Trabalhando muito, vez por outra voltava a Portugal, retornando a sua terra natal Maladão e, comprou terras em São Pedro, Arganil, local este que destinou a construção de sua elegante moradia em frente à Capela de São Pedro, hoje monumento histórico tombado. Local aprazível que contorna a famosa Serra da Estrela, passando a residir deste então alternadamente em Manaus e Portugal, sempre acompanhado de sua família.
Casou-se em segundas núpcias com Laura Pereira Loureiro Marques, natural de Manaus, filha de pais portugueses e que fora criada em Portugal, na Beira Alta até a idade de dez anos, quando retornou a Manaus. Fruto desse casamento nasceu os filhos, Lourenço, Rui Nelson e Maria de Fátima. Sendo pai também de Leontina e Augusto.

Casal Luciano Dias Marques e Laura Pereira Loureiro Marques, pais de Maria de Fátima (Manaus), Lourenço (Manaus) e Rui Nelson (Arganil/Portal). Foto: Acervo da família cedido para Abrahim Baze

Nestas horas de intenso realismo e impulsionado por vontade de trabalhar Luciano Dias Marques não deixou de se abater pelas dificuldades de um imigrante, levou-se em cânticos à vida, em altas sinfonias de muito trabalho para construir dias melhores neste país que lhe deu guarida, concentrou suas aspirações de um trovador jovial e sonhador sempre focado de que somente o trabalho poderia escrever seu nome na história econômica do Amazonas.
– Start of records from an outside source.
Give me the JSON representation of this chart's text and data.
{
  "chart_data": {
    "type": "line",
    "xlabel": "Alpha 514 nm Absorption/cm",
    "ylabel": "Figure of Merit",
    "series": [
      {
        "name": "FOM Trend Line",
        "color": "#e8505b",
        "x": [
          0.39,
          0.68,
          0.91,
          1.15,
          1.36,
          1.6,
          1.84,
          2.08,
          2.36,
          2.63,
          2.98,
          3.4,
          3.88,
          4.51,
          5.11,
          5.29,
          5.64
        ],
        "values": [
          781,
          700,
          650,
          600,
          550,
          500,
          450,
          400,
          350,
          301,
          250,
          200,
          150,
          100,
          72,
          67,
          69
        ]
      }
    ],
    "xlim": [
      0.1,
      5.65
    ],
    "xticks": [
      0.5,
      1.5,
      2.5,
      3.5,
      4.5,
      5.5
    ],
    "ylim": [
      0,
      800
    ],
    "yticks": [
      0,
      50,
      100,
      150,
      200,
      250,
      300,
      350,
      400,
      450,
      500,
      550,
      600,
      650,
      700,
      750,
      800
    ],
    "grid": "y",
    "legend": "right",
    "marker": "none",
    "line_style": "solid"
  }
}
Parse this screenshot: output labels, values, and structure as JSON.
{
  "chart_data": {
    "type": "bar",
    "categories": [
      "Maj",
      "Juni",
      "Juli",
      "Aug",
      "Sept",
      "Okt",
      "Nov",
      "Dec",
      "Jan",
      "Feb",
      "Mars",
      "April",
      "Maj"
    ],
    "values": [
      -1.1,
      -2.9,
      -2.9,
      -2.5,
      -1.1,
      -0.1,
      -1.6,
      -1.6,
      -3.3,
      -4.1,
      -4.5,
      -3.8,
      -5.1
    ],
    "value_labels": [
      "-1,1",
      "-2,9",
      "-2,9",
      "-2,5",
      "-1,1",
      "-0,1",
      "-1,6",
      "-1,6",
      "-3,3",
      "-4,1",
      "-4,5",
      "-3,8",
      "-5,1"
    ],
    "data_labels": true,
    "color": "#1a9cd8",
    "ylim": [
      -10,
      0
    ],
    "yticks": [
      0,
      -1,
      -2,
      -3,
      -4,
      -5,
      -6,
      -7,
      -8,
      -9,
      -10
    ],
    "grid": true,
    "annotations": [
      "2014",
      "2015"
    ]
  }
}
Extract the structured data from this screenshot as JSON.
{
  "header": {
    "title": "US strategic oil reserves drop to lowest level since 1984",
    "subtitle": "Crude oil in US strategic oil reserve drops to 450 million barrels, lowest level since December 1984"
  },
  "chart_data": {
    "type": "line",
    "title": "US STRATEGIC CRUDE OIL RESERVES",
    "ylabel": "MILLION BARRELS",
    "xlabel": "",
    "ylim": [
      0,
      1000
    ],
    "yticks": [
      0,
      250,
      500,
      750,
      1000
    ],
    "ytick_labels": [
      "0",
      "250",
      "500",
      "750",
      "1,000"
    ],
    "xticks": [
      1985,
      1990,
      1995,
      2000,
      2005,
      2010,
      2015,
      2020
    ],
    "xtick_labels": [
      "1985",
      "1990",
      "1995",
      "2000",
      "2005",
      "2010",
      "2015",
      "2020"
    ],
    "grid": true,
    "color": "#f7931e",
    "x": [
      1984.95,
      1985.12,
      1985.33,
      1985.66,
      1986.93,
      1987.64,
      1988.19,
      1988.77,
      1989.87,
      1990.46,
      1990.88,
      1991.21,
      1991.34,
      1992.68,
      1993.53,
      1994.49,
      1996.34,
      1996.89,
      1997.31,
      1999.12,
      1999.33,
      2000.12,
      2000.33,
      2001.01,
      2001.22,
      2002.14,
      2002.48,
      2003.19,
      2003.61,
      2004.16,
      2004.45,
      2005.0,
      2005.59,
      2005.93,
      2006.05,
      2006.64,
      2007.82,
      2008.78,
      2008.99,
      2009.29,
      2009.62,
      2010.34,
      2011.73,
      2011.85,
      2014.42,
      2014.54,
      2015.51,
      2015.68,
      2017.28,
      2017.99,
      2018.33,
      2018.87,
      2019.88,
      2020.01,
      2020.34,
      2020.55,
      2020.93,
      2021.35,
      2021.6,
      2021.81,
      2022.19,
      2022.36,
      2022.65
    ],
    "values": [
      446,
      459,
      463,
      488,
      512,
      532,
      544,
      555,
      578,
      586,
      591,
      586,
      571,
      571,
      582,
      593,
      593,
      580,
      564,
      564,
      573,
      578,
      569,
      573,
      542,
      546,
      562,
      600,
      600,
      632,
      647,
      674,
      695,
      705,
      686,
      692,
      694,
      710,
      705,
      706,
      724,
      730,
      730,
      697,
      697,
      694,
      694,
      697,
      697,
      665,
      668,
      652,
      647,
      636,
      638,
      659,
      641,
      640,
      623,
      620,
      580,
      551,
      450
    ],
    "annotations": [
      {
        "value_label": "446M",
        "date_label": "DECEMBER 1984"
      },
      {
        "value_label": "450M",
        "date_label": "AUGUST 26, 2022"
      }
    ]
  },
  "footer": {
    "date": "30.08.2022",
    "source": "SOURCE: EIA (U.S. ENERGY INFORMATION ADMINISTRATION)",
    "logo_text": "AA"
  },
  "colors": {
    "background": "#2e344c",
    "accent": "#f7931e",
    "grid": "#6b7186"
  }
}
Vale a pena lembrar que Luciano Dias Marques aportou em Manaus no período áureo do látex, trazido por um tio que já havia se estabelecido naquela época. Sobrinho de um grande empresário português, proprietário da fábrica de móveis “A Renascença Móveis”, no bairro do Catete na cidade do Rio de Janeiro, onde ficou por algum tempo trabalhando e morando em companhia deste tio. Retornando à Manaus estabeleceu seu primeiro comércio no bairro da Praça 14. Lamentavelmente em nome da modernidade o prédio onde funcionou a “A Renascença” está descaracterizada, cuja obra representou a época o que havia de mais moderno em construção civil.

Este lusitano integrou-se perfeitamente a sociedade portuguesa da época, tendo presidido o Luso Sporting Club no período de 1936 a 1937, cuja administração foi importante no contexto histórico do referido Club, seus familiares guardam com ternura, fortes lembranças das Pastorinhas, Alto de Natal e apresentação de grandes nomes da musicalidade portuguesa que vinham se apresentar em Manaus.

Foto: Abrahim Baze/Acervo pessoal

Esta família escreveu de forma indelével o seu nome na economia, na sociedade e na cultura do Estado do Amazonas. Bem haja o nome e a memória de Luciano Dias Marques.

*Informações cedidas por sua filha: Maria Fátima Pereira Dias Marques

Sobre o autor

Abrahim Baze é jornalista, graduado em História, especialista em ensino à distância pelo Centro Universitário UniSEB Interativo COC em Ribeirão Preto (SP). Cursou Atualização em Introdução à Museologia e Museugrafia pela Escola Brasileira de Administração Pública da Fundação Getúlio Vargas e recebeu o título de Notório Saber em História, conferido pelo Centro Universitário de Ensino Superior do Amazonas (CIESA). É âncora dos programas Literatura em Foco e Documentos da Amazônia, no canal Amazon Sat, e colunista na CBN Amazônia. É membro da Academia Amazonense de Letras e do Instituto Geográfico e Histórico do Amazonas (IGHA), com 40 livros publicados, sendo três na Europa.